The cross of the Roman times knew no compromise; it never made concessions. It won all its arguments by killing its opponent and silencing him for good. It spared not Christ, by slew Him the same as the rest. He was alive when they hung Him on that cross and completely dead when they took him down six hours later. That was the cross the first time it appeared in Christian history.
After Christ was risen from the dead the apostles went out to preach His message, and what they preached was the cross. And wherever they went into the wide world they carried the cross, and the same revolutionary power went with them. The radical message of the cross transformed Saul of Tarsus and changed him from a persecutor of Christians to a tender believer and an apostle of the faith. Its power changed bad men into good ones. It shook off the long bondage of paganism and altered completely the whole moral and mental outlook of the Western world.
All this it did and continued to do as long as it was permitted to remain what it had been originally, a cross. Its power departed when it was changed from a thing of death to a thing of beauty. When men made of it a symbol, hung it around their necks as an ornament or made its outline before their faces as a magic sign to ward off evil, then it became at best a weak emblem, at worst a positive fetish. As such it is revered today by millions who know absolutely nothing about its power.
The cross effects its ends by destroying one established pattern, the victim’s, and creating another pattern, its own. Thus it always has its way. It wins by defeating its opponent and imposing its will upon him. It always dominates. It never compromises, never dickers nor confers, never surrenders a point for the sake of peace. It cares not for peace; it cares only to end its opposition as fast as possible.
With perfect knowledge of all this Christ said:
Luke 9:23 (NIV) “If anyone would come after me, he must deny himself and take up his cross daily and follow me.”
So the cross not only brings Christ’s life to an end, it ends also the first life, the old life, of every one of His true followers. It destroys the old pattern, the Adam pattern, in the believer’s life, and brings it to an end. Then the God who raised Christ from the dead raises the believer and a new life begins.
This, and nothing less, is true Christianity, though we cannot but recognize the sharp divergence of this conception from that held by the rank and file of evangelicals today. But we dare not qualify our position. The cross stands high above the opinions of men and to that cross all opinions must come at last for judgment. A shallow and worldly leadership would modify the cross to please the entertainment-mad saintlings who will have their fun even within the very sanctuary; but to do so is to court spiritual disaster and risk the anger of the Lamb turned Lion.
We must do something about the cross, and one of two things only we can do–flee it or die upon it. And if we should be so foolhardy as to flee we shall by that act put away the faith of our fathers and make of Christianity something other than it is. Then we shall have left only the empty language of salvation; the power will depart with our departure from the true cross.

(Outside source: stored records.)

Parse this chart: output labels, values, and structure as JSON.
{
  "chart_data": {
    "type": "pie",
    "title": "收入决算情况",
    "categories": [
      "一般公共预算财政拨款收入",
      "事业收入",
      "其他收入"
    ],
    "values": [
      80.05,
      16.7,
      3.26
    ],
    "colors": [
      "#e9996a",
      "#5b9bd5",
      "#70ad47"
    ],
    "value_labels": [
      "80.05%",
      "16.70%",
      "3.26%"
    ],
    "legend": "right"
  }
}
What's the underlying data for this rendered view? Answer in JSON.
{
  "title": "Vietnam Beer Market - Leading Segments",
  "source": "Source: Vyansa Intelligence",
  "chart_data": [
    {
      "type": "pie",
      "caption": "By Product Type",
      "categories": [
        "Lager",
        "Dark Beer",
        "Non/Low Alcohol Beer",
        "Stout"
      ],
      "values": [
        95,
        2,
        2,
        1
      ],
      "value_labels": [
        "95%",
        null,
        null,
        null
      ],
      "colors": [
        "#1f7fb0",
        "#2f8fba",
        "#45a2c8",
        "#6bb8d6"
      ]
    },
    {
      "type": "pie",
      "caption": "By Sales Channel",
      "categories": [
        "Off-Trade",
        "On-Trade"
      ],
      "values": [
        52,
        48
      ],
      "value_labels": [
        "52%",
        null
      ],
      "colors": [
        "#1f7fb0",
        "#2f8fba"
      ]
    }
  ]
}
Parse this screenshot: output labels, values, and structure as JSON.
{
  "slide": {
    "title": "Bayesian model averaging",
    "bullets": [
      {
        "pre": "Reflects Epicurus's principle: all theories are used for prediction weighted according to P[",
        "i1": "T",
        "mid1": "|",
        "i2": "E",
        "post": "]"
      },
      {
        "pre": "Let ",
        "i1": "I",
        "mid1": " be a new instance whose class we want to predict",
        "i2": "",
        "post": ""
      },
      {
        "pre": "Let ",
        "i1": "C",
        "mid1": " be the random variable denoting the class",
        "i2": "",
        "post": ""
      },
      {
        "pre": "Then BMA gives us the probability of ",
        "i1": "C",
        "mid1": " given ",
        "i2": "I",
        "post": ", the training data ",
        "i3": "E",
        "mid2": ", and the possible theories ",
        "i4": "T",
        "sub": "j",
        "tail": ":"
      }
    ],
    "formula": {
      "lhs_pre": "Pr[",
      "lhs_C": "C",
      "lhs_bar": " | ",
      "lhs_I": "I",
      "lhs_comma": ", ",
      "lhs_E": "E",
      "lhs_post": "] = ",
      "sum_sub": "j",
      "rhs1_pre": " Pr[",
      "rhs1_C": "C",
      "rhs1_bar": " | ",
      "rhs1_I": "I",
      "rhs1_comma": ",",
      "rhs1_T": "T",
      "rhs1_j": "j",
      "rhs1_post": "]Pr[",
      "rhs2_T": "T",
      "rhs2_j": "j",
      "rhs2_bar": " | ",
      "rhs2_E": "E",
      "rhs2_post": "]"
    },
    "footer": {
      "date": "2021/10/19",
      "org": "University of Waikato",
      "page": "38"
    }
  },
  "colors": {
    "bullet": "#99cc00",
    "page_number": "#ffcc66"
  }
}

If we are wise we will do what Jesus did: endure the cross and despise its shame for the joy that is set before us. To do this is to submit the whole pattern of our lives to be destroyed and built again in the power of an endless life. And we shall find that it is more than poetry, more than sweet hymnody and elevated feeling. The cross will cut into where it hurts worst, sparing neither us nor our carefully cultivated reputations. It will defeat us and bring our selfish lives to an end. Only then can we rise in fullness of life to establish a pattern of living wholly new and free and full of good works.
The changed attitude toward the cross that we see in modern orthodoxy proves not that God has changed, nor that Christ has eased up on His demand that we carry the cross; it means rather that current Christianity has moved away from the standards of the New Testament. So far have we moved indeed that it may take nothing short of a new reformation to restore the cross to its right place in the theology and life of the Church.